CBM domains have been classified into seven fold families, i.e., β-sandwiches, β-trefoils, cysteine knots, unique, OB folds, hevein folds, and hevein-like folds [8]. The β-sandwich and β-trefoil folds have been found in CBMs, and these β-strand folds are conserved among CBM families. We first predicted the secondary structure elements of the CBMs using the Discrimination of protein Secondary structure Class (DSC) algorithm [27]. When a residue was predicted to be α-helical or β-stranded with a probability of <50%, it was annotated as a loop residue (Only high confident predictions for helix and strand were labeled for latter sequence alignment.). On average, a three-state (helix, strand and loop) accuracy of 70.1% was obtained by DSC.

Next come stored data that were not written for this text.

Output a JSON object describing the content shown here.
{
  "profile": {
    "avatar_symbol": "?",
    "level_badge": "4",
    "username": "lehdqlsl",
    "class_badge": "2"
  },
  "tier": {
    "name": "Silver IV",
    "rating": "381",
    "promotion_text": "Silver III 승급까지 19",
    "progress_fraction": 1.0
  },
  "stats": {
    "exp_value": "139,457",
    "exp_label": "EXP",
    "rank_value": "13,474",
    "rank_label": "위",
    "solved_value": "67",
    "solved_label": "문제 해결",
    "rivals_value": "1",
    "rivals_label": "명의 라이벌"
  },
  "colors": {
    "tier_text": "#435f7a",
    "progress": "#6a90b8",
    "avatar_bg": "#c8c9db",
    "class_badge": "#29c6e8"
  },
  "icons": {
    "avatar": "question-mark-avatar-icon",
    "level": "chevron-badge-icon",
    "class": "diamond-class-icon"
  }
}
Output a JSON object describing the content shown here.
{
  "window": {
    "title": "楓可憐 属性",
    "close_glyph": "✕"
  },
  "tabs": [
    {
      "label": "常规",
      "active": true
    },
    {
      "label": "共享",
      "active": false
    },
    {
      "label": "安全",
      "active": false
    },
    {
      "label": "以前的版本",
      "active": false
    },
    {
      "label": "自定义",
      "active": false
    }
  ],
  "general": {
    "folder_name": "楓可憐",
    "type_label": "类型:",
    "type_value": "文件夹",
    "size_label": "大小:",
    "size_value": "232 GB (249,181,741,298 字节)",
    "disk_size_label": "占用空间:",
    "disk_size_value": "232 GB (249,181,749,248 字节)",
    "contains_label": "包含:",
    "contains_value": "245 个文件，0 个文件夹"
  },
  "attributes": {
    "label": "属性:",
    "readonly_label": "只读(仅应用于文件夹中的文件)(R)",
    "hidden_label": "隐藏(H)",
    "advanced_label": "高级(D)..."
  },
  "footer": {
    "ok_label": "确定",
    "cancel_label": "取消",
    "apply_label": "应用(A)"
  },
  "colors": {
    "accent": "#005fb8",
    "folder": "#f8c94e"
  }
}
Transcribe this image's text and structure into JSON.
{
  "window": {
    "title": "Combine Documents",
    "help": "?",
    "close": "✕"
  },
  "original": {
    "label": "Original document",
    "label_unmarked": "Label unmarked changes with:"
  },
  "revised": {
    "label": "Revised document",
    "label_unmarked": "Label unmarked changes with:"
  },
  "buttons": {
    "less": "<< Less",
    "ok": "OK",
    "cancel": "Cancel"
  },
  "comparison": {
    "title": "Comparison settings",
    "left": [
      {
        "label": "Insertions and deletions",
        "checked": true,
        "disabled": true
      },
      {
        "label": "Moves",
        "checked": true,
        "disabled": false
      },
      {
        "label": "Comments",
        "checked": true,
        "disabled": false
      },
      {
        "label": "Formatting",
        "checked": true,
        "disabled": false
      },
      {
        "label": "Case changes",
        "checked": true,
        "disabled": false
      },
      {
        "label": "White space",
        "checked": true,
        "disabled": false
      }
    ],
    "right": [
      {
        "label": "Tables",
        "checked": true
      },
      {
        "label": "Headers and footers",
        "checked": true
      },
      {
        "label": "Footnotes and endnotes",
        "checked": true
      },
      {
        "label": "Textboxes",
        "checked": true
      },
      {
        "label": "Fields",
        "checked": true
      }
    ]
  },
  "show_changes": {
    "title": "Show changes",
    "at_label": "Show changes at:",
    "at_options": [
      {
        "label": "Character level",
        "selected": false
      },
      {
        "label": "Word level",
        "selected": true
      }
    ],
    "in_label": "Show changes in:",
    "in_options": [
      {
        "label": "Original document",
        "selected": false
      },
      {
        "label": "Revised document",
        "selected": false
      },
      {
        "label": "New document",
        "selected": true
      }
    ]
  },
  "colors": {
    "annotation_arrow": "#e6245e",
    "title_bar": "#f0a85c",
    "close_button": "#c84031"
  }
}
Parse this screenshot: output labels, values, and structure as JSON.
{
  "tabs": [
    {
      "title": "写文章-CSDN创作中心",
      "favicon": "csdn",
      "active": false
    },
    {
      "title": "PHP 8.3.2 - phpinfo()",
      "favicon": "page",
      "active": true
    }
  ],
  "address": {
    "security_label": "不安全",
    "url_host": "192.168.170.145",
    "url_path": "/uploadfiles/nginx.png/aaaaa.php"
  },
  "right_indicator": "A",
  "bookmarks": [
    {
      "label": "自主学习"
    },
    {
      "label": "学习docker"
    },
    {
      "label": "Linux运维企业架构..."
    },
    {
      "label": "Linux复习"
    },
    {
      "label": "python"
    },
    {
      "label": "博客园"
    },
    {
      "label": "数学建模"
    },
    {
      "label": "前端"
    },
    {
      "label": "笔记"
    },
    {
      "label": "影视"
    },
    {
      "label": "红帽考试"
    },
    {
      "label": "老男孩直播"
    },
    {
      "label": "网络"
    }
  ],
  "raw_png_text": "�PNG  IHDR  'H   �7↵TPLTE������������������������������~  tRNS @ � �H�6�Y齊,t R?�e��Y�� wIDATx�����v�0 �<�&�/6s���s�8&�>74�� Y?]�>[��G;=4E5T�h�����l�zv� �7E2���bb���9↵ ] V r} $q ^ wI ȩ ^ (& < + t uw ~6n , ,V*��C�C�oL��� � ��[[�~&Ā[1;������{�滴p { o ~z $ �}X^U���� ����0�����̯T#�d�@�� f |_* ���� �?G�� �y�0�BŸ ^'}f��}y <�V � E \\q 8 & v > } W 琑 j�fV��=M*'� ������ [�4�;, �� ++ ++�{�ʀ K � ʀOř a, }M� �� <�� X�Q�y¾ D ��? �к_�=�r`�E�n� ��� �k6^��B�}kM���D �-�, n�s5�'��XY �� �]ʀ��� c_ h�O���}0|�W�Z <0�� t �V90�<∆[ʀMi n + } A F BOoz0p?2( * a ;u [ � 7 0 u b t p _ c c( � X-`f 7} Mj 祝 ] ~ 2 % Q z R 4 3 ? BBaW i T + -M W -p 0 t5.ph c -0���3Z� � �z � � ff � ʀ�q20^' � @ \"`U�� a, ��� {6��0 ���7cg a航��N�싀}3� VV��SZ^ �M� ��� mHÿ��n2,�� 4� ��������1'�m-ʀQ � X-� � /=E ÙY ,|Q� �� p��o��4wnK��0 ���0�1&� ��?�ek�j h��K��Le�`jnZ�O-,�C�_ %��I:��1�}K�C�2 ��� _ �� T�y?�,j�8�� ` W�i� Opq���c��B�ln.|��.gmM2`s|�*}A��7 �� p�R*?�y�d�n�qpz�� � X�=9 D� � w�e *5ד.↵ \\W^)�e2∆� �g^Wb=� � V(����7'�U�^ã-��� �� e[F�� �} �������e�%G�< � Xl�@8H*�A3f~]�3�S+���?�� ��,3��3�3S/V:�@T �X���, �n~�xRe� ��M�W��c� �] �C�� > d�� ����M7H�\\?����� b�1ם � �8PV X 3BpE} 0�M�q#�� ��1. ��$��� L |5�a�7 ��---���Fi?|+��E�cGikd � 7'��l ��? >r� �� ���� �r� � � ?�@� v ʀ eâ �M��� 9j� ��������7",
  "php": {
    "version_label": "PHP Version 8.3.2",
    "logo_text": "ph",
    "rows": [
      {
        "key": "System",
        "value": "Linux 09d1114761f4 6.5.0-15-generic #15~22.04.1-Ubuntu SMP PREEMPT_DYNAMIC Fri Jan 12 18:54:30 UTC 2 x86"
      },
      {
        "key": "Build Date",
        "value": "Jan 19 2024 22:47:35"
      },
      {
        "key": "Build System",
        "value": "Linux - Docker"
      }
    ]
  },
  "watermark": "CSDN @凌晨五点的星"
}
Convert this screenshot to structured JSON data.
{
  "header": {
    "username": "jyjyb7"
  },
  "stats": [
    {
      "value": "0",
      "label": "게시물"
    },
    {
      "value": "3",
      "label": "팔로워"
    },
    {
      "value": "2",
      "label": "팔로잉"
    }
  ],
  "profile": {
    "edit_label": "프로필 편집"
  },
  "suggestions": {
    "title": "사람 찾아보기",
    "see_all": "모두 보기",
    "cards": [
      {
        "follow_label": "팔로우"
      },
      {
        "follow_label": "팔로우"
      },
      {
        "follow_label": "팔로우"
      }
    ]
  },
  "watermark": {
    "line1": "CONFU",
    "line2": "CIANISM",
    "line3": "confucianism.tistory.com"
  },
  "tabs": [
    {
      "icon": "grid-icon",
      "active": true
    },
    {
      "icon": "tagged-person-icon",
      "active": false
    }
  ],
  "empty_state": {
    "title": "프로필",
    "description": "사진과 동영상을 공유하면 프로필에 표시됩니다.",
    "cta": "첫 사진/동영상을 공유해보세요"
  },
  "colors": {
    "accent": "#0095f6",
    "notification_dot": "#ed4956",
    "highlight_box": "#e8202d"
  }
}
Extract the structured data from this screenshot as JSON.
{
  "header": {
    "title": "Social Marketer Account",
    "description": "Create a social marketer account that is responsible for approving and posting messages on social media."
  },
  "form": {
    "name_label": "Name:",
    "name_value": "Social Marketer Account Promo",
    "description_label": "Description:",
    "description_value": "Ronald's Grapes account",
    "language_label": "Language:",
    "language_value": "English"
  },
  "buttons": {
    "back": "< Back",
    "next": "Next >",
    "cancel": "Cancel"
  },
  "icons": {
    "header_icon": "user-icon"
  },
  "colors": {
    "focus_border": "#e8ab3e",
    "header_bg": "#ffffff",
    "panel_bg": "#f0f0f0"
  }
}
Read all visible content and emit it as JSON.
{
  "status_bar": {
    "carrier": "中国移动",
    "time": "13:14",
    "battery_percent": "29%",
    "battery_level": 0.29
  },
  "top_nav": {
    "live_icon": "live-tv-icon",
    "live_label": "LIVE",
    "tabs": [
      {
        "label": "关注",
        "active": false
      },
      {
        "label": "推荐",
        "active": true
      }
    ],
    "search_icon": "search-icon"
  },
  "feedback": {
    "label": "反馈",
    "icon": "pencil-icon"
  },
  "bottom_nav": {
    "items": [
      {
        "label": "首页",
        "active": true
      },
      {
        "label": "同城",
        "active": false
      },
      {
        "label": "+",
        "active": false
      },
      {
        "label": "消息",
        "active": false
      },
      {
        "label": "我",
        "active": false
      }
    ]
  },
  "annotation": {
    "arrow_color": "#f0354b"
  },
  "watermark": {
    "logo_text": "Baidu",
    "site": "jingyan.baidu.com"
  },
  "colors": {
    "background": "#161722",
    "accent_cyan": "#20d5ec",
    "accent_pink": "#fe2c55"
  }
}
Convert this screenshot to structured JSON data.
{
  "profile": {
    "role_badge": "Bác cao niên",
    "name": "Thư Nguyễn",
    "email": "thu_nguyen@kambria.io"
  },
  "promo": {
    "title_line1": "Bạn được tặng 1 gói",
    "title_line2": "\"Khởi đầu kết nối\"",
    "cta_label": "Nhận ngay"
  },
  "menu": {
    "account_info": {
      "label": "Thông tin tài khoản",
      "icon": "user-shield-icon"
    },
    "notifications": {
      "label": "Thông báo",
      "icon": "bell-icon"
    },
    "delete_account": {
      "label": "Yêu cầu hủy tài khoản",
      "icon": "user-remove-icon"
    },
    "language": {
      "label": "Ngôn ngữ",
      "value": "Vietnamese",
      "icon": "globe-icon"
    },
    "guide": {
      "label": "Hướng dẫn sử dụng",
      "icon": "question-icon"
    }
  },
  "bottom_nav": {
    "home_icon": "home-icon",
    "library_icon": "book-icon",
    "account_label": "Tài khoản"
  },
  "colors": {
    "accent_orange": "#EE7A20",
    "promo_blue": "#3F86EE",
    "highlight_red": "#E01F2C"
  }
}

Hydrophilic aromatic residue identification

CBM ligand-binding sites are of three types: surface binding (type A), glycan-chain binding (type B), and small-sugar binding (type C) [7]. Type A CBMs possess a platform-like hydrophobic surface consisted of aromatic residues. In contrast, the binding site architecture of type B CBMs shapes a cleft or groove arrangement in which aromatic residues interact with free single polysaccharide chains. Due to stereo restriction in the binding site, Type C CBMs lacks of the cleft form as in type B CBMs only bind mono-, di-, or trisaccharides. In general, CBM ligand-binding sites contain aromatic and polar residues. In terms of their ligand-binding interactions, aromatic residues are involved in aromatic stacking, whereas polar residues form hydrogen bonds with ligands [8]. Additionally, polar residues adjacent to aromatic residues can enlarge the surface area of neighboring regions thereby increasing the contact area(s) between the binding residues and ligands. In our previous study, the number of preferred occurrence time that polar residues flanked an aromatic residue was determined for starch-binding CBMs [21], and the aromatic residues that were flanked on both sides by polar residues were defined as HARs. For this study, the occurrence time for two upstream and downstream amino acids that flank 97 known ligand-binding aromatic residues was summarized in Table 3 (the structure template profiles including known ligand-binding aromatic residues are shown in Supporting Information Table S2). Interestingly, the preferred occurrence times for Asn (N), Ser (S), Asp (D), Thr (T), Gln (Q), Glu (E), and Lys (K) are observed and consistent with their ligand-binding functionality for polar residues in CBMs. To identify potential HARs, the weighted scores (directly derived from the occurrence times) of the sets of two upstream and downstream flanking residues for each aromatic residue were summed. When the sum was greater than or equal to the cut-off threshold of 97 (see Discussion), these aromatic residues were defined as HARs. For example, the motif GSWNP had a score of 134 (49 + 34 + 43 + 8), and therefore, the central tryptophan was identified as an HAR. Conversely, the motif PTYKA had a score of 92 (8 + 34 + 20 + 30), and the central tyrosine was therefore not identified as an HAR. Step 1 and step 2 identified the core-conserved sequence signatures associated with secondary structure prediction and HARs that were then used for sequence alignment.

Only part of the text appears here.